As to the second issue, the Supreme Court held (obiter dicta) by a 4:3 majority that it was bound by the decision in Trigger and that mesothelioma is caused in each and every period of any overall period of exposure. Therefore, an insurer, whether for the whole or only part of the period for which the insured employer has negligently exposed the victim to asbestos is, on the face of it, liable for the victim’s full loss.
The majority went on to say however that a principled solution had to be found to avoid an employer responsible for asbestos exposure being able simply to select any year during which he could show that he carried employers’ liability insurance and thereby passing the whole of his liability to the insurer on risk in that year, without regard to the remainder of the overall period of exposure.
The majority of the court said that an insurer held liable in such circumstances may have recourse for a proportionate share against:
- Other insurers who have provided cover to the insured during the overall period of exposure.
- The insured as a self-insurer in respect of periods of exposure for which the insured could not identify a policy with a solvent insurer.
The Supreme Court confirmed that Zurich was liable to IEG for 100% of the costs element of the claim. There was nothing to suggest that those costs would have been less if the claim had been confined to the period covered by Zurich’s policies and the costs had been incurred by IEG with Zurich’s consent. The special issues of causation which applied to the compensation element of the claim had no application to these costs.
The case provides clarity on a crucial point of potentially wide application and is likely to be welcomed by insurers with exposure to historical risks of this kind. Indeed, the Association of British Insurers (ABI) intervened in the proceedings in support of the solution adopted by the majority of the Court. Such insurers now have the comfort of knowing that they will only ultimately be liable for mesothelioma compensation which is attributable to the period during which they were on risk (albeit that they may in certain circumstances have to pay the whole of the insured part of the loss in the first instance and recoup against co-insurers by way of contribution). In fact, the practice of seeking recoupment by way of contribution has to some extent already been accepted in the insurance market pursuant to (voluntary) ABI Guidelines issued in 2003 in the aftermath of Fairchild.
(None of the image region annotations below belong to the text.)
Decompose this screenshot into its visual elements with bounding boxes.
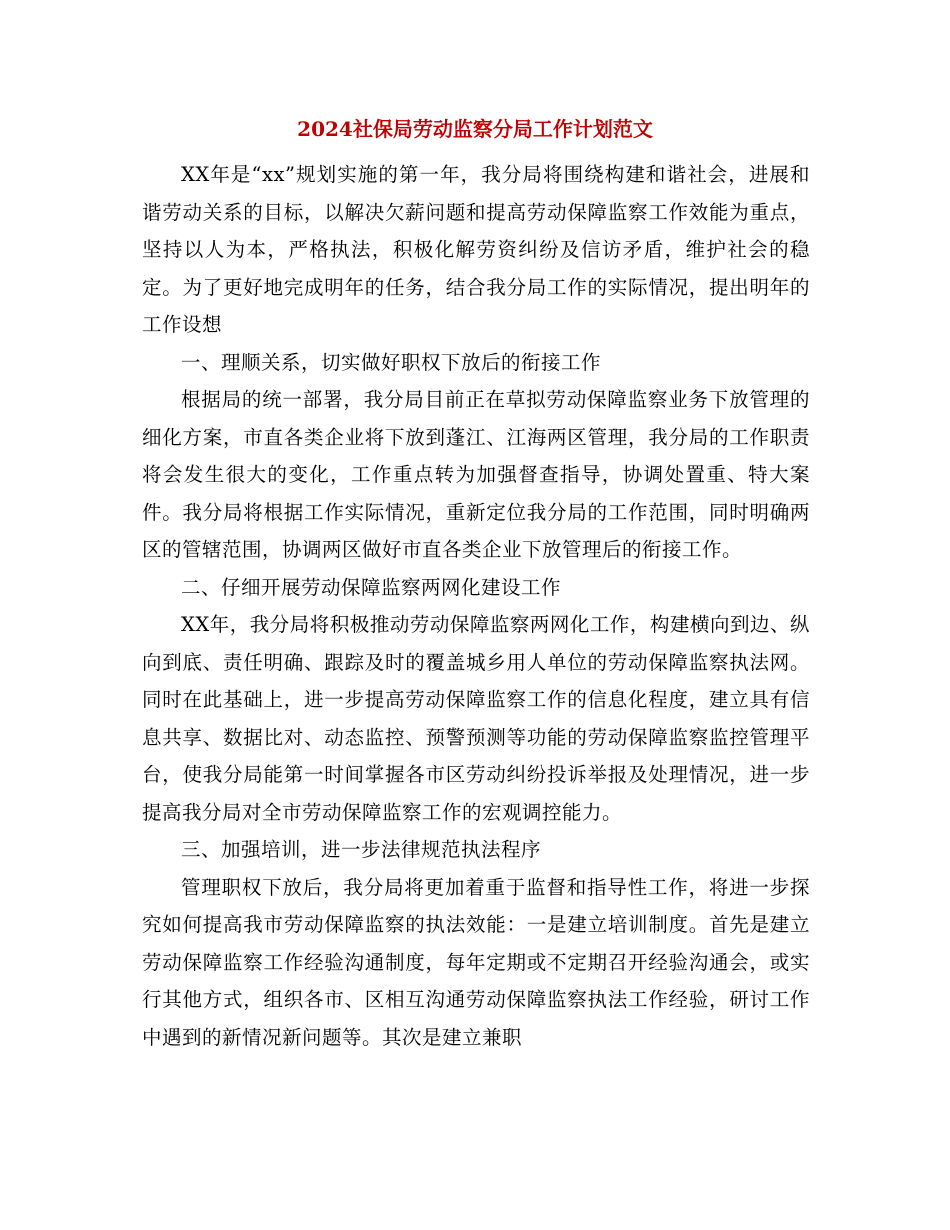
section-heading-1: 一、理顺关系，切实做好职权下放后的衔接工作	[181, 350, 602, 374]
section-heading-3: 三、加强培训，进一步法律规范执法程序	[181, 838, 542, 861]
paragraph-intro: XX年是“xx”规划实施的第一年，我分局将围绕构建和谐社会，进展和谐劳动关系的目标，以解决欠薪问题和提高劳动保障监察工作效能为重点，坚持以人为本，严格执法，积极化解劳资纠纷及信访矛盾，维护社会的稳定。为了更好地完成明年的任务，结合我分局工作的实际情况，提出明年的工作设想	[142, 163, 810, 336]
paragraph-section-3: 管理职权下放后，我分局将更加着重于监督和指导性工作，将进一步探究如何提高我市劳动保障监察的执法效能：一是建立培训制度。首先是建立劳动保障监察工作经验沟通制度，每年定期或不定期召开经验沟通会，或实行其他方式，组织各市、区相互沟通劳动保障监察执法工作经验，研讨工作中遇到的新情况新问题等。其次是建立兼职	[142, 875, 810, 1049]
document-body	[142, 156, 810, 1056]
document-title: 2024社保局劳动监察分局工作计划范文	[297, 117, 653, 141]
paragraph-section-2: XX年，我分局将积极推动劳动保障监察两网化工作，构建横向到边、纵向到底、责任明确、跟踪及时的覆盖城乡用人单位的劳动保障监察执法网。同时在此基础上，进一步提高劳动保障监察工作的信息化程度，建立具有信息共享、数据比对、动态监控、预警预测等功能的劳动保障监察监控管理平台，使我分局能第一时间掌握各市区劳动纠纷投诉举报及处理情况，进一步提高我分局对全市劳动保障监察工作的宏观调控能力。	[142, 613, 810, 824]
paragraph-section-1: 根据局的统一部署，我分局目前正在草拟劳动保障监察业务下放管理的细化方案，市直各类企业将下放到蓬江、江海两区管理，我分局的工作职责将会发生很大的变化，工作重点转为加强督查指导，协调处置重、特大案件。我分局将根据工作实际情况，重新定位我分局的工作范围，同时明确两区的管辖范围，协调两区做好市直各类企业下放管理后的衔接工作。	[142, 388, 810, 561]
section-heading-2: 二、仔细开展劳动保障监察两网化建设工作	[181, 575, 562, 599]
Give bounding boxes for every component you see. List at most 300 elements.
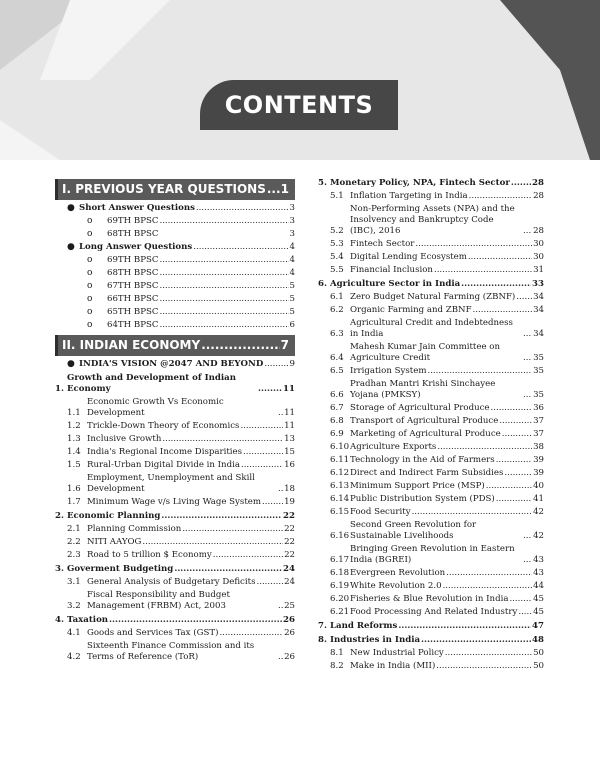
entry-title: INDIA'S VISION @2047 AND BEYOND bbox=[79, 359, 264, 369]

However, the Supreme Court’s judgment provides a powerful legal basis for the universal application of this approach.
The judgment also provides a useful summary of the now extensive case law to date in this area and in particular provides useful clarification that the special rule established in Fairchild and Barker is based upon a “weak” or “broad” view of the causal requirements or link, which is satisfied in the case of mesothelioma by proof of exposure to asbestos dust.
It remains to be seen whether the judgment in this case will have any impact upon the practice of reinsurance “spiking”, by which a cedant chooses to present the whole of an indivisible loss spanning several years such as a mesothelioma claim to a single year of his reinsurance programme. It may be that reinsurers will have recourse to an equivalent right of equitable recoupment which would alleviate to some extent the impact of this practice, but could also raise further issues amongst reinsurers, as well as between cedants and reinsurers. These issues have yet to be determined and are likely to give rise to further disputes and consequent jurisprudence in this area.